The gap is an MCP runtime, not a model. Managed auth, hosted compute, tool-level governance, persistent audit logs. Until something provides all four, outer-loop AI stays a party trick.
Arcade.dev positions itself as that runtime — an MCP runtime with a gateway inside it. But the pattern is what matters: you need centralized control over how Claude Code connects to production.
Try It Now
Start small. Pick one workflow — incident triage is the easiest — and wire up the MCP servers for PagerDuty, Datadog, and Slack. Add them to your CLAUDE.md:

## On-Call MCP Servers
- @pagerduty/mcp-server: Incident context, escalation policies
- @datadog/mcp-server: Metrics, logs, dashboards
- @slack/mcp-server: Channel history, message threads
- @github/mcp-server: Deploy history, commit SHAs

Then run your first triage prompt. You'll never go back to the dashboard shuffle.
gentic.news Analysis
This playbook from Arcade.dev arrives at a moment when Claude Code's ecosystem is expanding rapidly. We recently covered the AWS Bedrock MCP tools (April 22) that give Claude Code native access to AWS infrastructure — a natural complement to the SRE workflows described here. The Playwright MCP Server (April 21) also fits: you could extend these workflows to include automated rollback testing.

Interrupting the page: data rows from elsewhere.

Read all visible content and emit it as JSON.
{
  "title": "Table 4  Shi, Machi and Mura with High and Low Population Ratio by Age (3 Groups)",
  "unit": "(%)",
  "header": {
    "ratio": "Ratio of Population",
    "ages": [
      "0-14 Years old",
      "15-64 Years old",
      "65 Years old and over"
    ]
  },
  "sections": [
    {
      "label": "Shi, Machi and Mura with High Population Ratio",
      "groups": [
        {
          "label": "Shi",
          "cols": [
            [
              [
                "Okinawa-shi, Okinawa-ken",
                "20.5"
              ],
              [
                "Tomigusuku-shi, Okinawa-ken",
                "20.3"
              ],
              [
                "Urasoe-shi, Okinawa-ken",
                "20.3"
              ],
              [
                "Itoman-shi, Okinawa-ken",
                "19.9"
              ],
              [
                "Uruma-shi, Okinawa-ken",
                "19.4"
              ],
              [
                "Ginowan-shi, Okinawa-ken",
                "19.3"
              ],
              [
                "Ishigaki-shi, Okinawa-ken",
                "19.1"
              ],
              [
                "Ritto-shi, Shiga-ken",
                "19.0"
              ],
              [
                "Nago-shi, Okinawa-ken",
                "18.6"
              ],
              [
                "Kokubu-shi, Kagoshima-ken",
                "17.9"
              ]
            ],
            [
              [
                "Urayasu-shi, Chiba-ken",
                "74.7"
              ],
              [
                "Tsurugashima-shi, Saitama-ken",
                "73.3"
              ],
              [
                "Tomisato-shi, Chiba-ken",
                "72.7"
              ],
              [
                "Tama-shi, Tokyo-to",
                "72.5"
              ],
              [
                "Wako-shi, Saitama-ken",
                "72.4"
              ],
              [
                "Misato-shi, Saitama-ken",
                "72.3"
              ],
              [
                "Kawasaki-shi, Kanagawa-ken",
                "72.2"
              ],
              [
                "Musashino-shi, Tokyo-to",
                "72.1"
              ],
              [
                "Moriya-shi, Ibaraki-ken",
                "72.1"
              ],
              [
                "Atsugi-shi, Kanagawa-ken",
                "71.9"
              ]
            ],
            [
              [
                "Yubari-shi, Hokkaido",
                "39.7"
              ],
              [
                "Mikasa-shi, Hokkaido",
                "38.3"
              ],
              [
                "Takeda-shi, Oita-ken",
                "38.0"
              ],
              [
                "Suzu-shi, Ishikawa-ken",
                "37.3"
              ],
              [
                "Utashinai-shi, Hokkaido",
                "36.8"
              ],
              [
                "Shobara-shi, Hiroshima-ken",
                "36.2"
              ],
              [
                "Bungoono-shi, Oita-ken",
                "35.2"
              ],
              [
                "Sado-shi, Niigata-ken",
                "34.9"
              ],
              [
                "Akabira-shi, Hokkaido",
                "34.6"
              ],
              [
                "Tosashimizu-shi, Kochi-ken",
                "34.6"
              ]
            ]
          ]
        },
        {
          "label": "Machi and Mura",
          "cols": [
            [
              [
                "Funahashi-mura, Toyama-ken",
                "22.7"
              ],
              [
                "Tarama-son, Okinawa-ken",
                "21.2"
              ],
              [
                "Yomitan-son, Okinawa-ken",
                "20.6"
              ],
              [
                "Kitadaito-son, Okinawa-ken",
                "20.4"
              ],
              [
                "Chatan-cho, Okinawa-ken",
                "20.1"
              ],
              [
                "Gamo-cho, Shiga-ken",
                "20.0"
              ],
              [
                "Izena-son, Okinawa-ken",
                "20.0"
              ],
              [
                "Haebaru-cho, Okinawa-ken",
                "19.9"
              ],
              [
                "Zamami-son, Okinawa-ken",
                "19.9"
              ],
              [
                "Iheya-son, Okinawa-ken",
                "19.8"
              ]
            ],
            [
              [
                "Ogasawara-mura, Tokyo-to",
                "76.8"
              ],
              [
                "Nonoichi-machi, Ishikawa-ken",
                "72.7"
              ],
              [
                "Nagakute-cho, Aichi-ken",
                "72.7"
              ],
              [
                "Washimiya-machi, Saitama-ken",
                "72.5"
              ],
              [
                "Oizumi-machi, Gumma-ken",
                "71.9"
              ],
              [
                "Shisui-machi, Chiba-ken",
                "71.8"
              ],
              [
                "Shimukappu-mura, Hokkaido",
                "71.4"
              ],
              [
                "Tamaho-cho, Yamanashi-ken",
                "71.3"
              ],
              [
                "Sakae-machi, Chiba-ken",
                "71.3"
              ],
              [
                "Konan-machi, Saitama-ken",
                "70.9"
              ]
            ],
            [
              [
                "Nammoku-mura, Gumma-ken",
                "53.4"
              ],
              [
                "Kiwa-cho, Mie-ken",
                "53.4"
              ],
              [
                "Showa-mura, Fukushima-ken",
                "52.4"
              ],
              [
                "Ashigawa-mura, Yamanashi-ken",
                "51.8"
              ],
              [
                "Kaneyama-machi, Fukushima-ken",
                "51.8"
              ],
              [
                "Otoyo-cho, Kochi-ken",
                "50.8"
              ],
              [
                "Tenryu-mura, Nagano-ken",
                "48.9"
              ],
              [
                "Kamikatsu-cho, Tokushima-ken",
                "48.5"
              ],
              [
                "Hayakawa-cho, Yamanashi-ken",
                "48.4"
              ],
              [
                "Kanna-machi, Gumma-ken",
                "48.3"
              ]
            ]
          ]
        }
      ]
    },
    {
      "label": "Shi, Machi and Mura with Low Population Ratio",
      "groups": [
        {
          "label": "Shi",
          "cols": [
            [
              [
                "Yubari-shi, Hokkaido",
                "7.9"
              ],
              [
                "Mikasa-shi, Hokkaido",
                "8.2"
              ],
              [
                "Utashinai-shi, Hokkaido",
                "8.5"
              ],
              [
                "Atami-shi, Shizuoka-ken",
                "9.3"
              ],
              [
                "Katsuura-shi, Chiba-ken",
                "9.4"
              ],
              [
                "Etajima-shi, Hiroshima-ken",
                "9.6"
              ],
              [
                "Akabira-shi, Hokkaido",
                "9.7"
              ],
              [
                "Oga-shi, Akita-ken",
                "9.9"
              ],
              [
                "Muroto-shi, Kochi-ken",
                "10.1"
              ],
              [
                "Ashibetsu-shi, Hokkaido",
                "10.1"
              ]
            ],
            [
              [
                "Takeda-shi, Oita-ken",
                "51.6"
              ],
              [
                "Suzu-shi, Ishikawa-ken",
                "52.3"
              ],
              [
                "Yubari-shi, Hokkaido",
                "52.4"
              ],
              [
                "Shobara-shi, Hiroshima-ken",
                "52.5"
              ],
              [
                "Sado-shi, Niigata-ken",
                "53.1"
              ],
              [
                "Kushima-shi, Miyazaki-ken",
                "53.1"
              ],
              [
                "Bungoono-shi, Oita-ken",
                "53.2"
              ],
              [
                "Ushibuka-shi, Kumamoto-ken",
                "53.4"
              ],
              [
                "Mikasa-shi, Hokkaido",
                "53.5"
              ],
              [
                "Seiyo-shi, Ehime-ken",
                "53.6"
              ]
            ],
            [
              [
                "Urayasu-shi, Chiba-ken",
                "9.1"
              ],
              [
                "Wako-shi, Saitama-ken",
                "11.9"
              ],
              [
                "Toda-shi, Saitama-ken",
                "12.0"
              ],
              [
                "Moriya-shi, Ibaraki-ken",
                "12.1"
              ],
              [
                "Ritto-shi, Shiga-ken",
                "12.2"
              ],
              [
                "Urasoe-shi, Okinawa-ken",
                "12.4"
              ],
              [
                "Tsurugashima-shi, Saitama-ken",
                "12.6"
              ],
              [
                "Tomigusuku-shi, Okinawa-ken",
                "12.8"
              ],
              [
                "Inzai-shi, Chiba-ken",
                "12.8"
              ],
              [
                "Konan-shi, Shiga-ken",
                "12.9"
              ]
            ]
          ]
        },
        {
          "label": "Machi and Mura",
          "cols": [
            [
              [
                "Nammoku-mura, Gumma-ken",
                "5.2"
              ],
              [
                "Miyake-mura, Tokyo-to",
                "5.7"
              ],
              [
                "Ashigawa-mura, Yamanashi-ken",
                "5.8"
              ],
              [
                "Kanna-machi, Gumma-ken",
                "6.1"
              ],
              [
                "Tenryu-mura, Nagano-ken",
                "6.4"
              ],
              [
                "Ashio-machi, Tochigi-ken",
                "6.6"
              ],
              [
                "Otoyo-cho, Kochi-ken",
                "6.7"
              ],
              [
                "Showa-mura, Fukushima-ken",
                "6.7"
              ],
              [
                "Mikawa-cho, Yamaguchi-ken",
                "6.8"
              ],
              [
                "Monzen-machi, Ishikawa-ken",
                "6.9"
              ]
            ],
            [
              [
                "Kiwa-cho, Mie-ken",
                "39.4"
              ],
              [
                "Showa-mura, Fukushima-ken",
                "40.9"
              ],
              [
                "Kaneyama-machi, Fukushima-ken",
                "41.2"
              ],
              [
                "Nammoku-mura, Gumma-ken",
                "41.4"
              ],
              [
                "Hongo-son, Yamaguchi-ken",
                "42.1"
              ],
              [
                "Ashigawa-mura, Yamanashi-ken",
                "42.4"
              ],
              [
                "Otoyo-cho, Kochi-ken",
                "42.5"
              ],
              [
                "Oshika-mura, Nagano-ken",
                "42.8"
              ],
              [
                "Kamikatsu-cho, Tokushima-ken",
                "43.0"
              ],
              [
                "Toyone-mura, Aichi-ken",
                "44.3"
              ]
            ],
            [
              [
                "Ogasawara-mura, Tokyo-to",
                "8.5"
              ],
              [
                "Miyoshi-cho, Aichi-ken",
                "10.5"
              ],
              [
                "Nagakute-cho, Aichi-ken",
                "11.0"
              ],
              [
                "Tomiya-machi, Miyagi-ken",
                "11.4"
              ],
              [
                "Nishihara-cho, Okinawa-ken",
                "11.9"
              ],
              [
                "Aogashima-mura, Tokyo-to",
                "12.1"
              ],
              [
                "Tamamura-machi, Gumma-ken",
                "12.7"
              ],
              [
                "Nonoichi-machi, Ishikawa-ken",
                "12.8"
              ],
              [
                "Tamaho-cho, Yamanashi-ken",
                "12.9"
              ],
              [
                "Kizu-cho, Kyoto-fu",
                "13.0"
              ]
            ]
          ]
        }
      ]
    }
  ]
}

What's notable is how this aligns with the broader trend of Claude Code moving beyond code generation into operational control. With Claude Code appearing in 56 articles this week (total: 631), the conversation is shifting from "can it write code?" to "can it run production?"
The critical missing piece — the MCP runtime — is where we expect to see startups and cloud providers rush in. AWS Bedrock's MCP tools already provide some of the auth and compute layer. Anthropic's own Claude Agent framework (announced recently) could evolve to fill the runtime gap. Watch this space.
For Claude Code users: the fastest path to value is to wire up one MCP server per workflow this week. Don't wait for the perfect runtime. A working triage bot that saves you 5 minutes per incident pays for itself in one night.